While the timed entry to the gallery prevented the usual opening bell shoving through the doors—and some collectors worried they weren’t getting the slots they wanted—gallery makers said more spaced entry allowed for quieter, more substantive conversations with visitors.
Although a lot of the artwork was – as usual – sold previously through online previews or PDFs sent by email, many dealers said many of the pieces were purchased at the gallery itself.
Art galleries have always been considered ready for correction or consolidation, due to their ubiquity and expense. The new company LGDR – four powerful dealers united – She intends to rule out such events in the United States.
But several first-time galleries have said Art Basel is an important show (among them are the Riley Gallery from Lagos, which recently opened a branch in Los Angeles, and Nicolas Fasel, who just opened in Chelsea, Manhattan).
“Miami Basel is very international,” Patrick, a New York trader, He said, “You can meet a large segment of clients.”
Joost Bosland of the South African gallery Stephenson had only planned to come briefly to Art Basel, before Omicron changed all that.
“I was supposed to stay here for a day,” he said. “Then the rest of the team didn’t succeed.”
SMAC Gallery, which has locations in Cape Town and Johannesburg, has barely made it to Miami. “We had to, otherwise the booth would have been empty,” said Paylon Sandri, one of the directors, adding that the ban was “unfair” because South Africa only specified the existence of the new alternative.

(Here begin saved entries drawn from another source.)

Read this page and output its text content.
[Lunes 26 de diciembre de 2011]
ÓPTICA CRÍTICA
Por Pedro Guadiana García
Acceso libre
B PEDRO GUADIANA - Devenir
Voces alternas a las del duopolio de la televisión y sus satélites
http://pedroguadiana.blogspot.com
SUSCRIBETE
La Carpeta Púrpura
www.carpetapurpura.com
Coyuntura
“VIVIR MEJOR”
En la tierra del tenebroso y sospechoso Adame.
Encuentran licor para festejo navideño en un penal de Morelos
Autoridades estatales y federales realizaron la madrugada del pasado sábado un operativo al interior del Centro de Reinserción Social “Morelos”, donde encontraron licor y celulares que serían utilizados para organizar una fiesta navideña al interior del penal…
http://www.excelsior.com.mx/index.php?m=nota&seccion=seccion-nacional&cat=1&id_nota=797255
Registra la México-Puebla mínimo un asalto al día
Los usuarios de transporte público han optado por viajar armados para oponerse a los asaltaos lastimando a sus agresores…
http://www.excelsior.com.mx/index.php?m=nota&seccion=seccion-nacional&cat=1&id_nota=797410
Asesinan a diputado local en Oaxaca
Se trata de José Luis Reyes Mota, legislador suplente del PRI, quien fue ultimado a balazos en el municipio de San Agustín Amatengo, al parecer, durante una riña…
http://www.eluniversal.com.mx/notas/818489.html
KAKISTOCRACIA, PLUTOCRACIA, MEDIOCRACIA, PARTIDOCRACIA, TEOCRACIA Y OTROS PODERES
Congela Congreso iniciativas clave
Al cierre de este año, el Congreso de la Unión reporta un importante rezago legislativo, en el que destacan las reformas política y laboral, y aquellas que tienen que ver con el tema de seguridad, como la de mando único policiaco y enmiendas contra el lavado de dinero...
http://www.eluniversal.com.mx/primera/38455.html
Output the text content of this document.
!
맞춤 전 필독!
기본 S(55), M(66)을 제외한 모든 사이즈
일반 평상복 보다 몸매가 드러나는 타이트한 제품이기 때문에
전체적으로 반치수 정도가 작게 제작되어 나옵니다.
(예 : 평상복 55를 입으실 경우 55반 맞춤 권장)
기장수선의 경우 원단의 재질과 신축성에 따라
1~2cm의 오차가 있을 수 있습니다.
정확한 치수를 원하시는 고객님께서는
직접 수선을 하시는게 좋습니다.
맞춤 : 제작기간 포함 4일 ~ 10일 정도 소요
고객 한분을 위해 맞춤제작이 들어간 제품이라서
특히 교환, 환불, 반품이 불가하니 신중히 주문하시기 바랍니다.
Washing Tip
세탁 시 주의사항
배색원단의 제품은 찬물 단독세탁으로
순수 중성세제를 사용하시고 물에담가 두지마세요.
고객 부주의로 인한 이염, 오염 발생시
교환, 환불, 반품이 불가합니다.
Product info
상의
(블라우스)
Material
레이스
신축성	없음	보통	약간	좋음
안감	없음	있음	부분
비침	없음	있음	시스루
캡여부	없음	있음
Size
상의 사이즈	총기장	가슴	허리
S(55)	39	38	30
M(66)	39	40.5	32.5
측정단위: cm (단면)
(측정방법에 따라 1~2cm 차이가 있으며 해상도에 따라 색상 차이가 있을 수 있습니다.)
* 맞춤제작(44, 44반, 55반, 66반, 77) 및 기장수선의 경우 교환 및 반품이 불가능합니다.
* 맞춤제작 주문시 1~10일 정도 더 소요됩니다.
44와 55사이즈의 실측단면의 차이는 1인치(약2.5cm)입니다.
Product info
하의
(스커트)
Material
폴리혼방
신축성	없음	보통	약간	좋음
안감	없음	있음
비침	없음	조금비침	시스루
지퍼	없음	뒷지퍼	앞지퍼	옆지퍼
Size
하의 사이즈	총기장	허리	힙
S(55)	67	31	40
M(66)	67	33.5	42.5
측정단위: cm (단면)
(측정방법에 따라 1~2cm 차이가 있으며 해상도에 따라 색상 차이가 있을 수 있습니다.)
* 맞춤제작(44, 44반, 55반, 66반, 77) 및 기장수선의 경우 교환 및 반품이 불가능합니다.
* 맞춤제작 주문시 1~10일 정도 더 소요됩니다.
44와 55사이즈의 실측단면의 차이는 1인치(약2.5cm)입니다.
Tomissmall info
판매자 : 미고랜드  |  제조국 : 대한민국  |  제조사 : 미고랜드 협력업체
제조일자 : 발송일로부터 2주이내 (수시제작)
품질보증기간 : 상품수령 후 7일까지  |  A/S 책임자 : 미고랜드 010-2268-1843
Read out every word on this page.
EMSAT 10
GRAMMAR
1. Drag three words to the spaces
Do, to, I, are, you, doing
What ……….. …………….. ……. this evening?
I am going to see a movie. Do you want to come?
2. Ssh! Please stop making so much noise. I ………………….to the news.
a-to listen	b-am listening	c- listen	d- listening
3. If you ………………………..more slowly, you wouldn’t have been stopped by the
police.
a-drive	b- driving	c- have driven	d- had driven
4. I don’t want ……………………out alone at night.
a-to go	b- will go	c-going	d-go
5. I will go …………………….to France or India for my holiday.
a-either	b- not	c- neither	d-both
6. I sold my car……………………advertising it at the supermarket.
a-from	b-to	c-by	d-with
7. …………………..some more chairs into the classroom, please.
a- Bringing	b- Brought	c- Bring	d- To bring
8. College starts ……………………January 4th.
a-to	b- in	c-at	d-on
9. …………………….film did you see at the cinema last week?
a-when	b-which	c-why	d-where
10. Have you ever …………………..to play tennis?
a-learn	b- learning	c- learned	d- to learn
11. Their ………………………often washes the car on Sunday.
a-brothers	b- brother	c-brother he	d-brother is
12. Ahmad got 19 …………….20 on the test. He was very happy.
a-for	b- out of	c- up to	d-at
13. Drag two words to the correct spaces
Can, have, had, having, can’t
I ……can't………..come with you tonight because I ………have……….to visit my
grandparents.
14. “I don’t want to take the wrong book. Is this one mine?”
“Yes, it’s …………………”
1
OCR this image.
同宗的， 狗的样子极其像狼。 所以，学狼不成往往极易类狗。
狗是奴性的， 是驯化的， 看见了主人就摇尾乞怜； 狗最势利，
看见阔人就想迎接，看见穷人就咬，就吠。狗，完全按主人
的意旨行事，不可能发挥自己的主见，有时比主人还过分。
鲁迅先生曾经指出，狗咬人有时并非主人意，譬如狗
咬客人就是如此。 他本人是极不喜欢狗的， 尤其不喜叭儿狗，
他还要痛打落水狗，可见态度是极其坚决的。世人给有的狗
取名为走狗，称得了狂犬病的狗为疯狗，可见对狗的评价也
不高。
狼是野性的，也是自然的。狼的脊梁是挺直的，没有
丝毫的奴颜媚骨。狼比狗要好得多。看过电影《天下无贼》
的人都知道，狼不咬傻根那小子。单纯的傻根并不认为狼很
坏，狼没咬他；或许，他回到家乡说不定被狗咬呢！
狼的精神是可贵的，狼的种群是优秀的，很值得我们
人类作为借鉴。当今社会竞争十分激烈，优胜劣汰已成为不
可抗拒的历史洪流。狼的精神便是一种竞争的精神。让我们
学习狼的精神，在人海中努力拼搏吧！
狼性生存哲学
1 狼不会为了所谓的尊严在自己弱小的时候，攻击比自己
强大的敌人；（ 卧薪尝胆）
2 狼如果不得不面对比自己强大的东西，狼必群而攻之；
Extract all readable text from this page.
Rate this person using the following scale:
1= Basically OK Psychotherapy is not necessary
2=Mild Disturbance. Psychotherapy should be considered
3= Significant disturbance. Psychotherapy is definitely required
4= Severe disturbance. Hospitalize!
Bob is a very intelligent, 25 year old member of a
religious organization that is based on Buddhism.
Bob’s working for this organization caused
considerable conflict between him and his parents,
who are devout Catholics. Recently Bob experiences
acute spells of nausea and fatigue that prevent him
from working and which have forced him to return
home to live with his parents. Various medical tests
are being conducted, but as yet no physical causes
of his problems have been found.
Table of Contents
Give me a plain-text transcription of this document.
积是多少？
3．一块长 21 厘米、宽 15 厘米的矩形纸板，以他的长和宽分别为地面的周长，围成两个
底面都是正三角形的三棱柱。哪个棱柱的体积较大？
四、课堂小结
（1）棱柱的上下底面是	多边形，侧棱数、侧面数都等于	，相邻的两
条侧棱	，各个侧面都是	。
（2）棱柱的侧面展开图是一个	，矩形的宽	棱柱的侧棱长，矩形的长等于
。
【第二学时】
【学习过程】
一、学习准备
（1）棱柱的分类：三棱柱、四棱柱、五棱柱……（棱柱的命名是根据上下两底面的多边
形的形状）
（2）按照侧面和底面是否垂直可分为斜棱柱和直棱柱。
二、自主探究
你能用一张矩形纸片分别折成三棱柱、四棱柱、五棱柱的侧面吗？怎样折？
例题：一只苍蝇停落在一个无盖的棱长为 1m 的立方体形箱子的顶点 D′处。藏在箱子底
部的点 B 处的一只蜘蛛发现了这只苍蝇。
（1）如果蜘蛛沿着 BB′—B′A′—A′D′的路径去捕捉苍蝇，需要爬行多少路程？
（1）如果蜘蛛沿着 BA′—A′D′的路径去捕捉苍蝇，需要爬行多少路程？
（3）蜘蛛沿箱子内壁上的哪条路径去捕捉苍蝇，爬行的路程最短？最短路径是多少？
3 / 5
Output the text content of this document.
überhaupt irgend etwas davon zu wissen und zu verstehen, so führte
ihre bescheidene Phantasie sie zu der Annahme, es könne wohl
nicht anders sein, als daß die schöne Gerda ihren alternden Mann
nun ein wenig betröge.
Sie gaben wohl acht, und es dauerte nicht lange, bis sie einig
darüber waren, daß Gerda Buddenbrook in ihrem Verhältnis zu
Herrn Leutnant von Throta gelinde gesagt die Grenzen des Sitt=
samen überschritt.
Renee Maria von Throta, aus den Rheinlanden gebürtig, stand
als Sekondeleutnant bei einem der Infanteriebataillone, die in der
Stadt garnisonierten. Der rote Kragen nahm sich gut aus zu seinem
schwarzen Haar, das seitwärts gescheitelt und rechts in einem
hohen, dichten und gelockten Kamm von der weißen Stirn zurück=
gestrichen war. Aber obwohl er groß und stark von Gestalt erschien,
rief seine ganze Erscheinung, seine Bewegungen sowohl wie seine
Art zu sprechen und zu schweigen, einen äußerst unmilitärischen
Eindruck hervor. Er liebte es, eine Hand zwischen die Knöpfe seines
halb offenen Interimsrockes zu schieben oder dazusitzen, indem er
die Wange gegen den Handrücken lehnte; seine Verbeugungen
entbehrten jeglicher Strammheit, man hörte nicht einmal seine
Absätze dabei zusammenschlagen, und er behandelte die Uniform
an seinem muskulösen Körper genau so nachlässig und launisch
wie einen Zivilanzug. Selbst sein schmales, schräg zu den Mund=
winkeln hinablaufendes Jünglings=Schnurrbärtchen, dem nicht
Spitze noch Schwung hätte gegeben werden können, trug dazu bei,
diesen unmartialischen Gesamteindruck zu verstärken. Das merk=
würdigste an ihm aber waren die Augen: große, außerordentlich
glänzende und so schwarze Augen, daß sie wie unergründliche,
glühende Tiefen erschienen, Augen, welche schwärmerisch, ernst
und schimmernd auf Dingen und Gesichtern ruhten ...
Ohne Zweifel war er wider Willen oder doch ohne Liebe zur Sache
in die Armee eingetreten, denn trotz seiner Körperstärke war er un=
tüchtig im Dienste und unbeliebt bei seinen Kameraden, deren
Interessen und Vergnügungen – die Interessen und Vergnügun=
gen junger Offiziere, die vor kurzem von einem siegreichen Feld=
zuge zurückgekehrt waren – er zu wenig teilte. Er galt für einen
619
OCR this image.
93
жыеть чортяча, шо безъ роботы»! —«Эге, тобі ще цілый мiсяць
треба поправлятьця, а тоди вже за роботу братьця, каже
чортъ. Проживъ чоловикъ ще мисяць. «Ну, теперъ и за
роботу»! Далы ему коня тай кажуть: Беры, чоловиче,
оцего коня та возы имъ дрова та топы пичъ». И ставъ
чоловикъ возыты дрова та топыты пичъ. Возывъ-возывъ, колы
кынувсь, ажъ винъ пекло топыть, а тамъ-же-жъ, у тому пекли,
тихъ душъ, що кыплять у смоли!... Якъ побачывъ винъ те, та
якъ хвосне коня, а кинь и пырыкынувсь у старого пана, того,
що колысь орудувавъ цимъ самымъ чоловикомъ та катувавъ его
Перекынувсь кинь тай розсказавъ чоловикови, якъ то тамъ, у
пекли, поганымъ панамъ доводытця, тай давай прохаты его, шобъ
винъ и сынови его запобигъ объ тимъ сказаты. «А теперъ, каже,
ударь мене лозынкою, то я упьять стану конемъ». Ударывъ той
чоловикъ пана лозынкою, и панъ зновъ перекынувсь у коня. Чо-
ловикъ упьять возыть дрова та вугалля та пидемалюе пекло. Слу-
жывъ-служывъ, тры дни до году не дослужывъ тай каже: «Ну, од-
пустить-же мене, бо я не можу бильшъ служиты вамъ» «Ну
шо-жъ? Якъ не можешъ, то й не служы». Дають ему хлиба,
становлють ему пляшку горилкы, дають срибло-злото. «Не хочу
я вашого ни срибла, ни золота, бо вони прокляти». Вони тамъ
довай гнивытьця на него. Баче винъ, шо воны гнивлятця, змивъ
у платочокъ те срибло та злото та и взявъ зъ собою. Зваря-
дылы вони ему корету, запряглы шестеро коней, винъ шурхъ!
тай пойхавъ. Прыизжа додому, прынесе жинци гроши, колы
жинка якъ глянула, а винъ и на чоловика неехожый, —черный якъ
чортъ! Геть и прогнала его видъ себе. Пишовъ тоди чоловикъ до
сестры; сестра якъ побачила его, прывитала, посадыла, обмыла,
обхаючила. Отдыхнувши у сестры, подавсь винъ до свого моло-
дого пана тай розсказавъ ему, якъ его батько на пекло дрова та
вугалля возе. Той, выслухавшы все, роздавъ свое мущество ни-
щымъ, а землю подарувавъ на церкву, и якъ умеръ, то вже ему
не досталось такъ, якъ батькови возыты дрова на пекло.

“Not coming was not an option – Basel art is a hell of a chance,” said Bonolo Cavolla, the artist featured by SMAC who was at the booth.
“I’m not here just for myself,” she added. “It shows other artists back home that this is possible.”
KJ Freeman, the owner of housing a gallery on Manhattan’s Lower East Side, was another newcomer who benefited from the expanded participation of smaller galleries. She planned to show artist Arleen Wandera, whose sculptural piece did not arrive. So Freeman focused on introducing Nathaniel Oliver. When all of Oliver’s work was sold out, she taped a QR code on the wall of her booth from which visitors could view Wandera’s work.
“I used to be a performing artist,” Freeman said. “So I can do the installation pretty much any day of the week.”
While Freeman said she was happy to be invited to apply to the show, she also said that her modest operation doesn’t necessarily match the behemoths.
“I’ve never sold anything beyond five figures — five figures are low,” she said, adding that Wandera’s job cost between $5,000 and $22,000 and Oliver’s between $3,000 and $18,000.
Among the dealers invited at Art Basel to apply was Daudi Karunji of Afriart Gallery in Uganda, who appreciated the communication. He said, “It is better for me to knock on this door.”
The Karungi booth, which houses a solo display of the work of Tanzanian artist Sungi Mlengeya, sold out quickly, with each piece priced between $50,000 and $75,000.
Ivy N. Jones of Welancora Gallery, located in the brownstone of Bedford Stuyvesant, Brooklyn, said it was an “honour” to bring the work of Helen Evans Ramsaran, an American sculptor in her seventies. “There are a lot of older artists out there who need someone to believe in them,” Jones said.
Similarly, Marcus Jura, co-founder of the First Floor Gallery in Zimbabwe, said the exhibition gave important insight to an artist like the one he exhibited in Miami, Troy Makazza, who combines painting and sculpture. “We were growing and building,” Gora said. “This is our gateway to the North American market.”
Karungi of Afriart said that participating in the gallery nearly 20 years after his gallery’s creation seemed to be an important milestone and that he hopes to serve as a model for other African galleries. “I started from the bottom in the industry,” he said. “Now we are here.”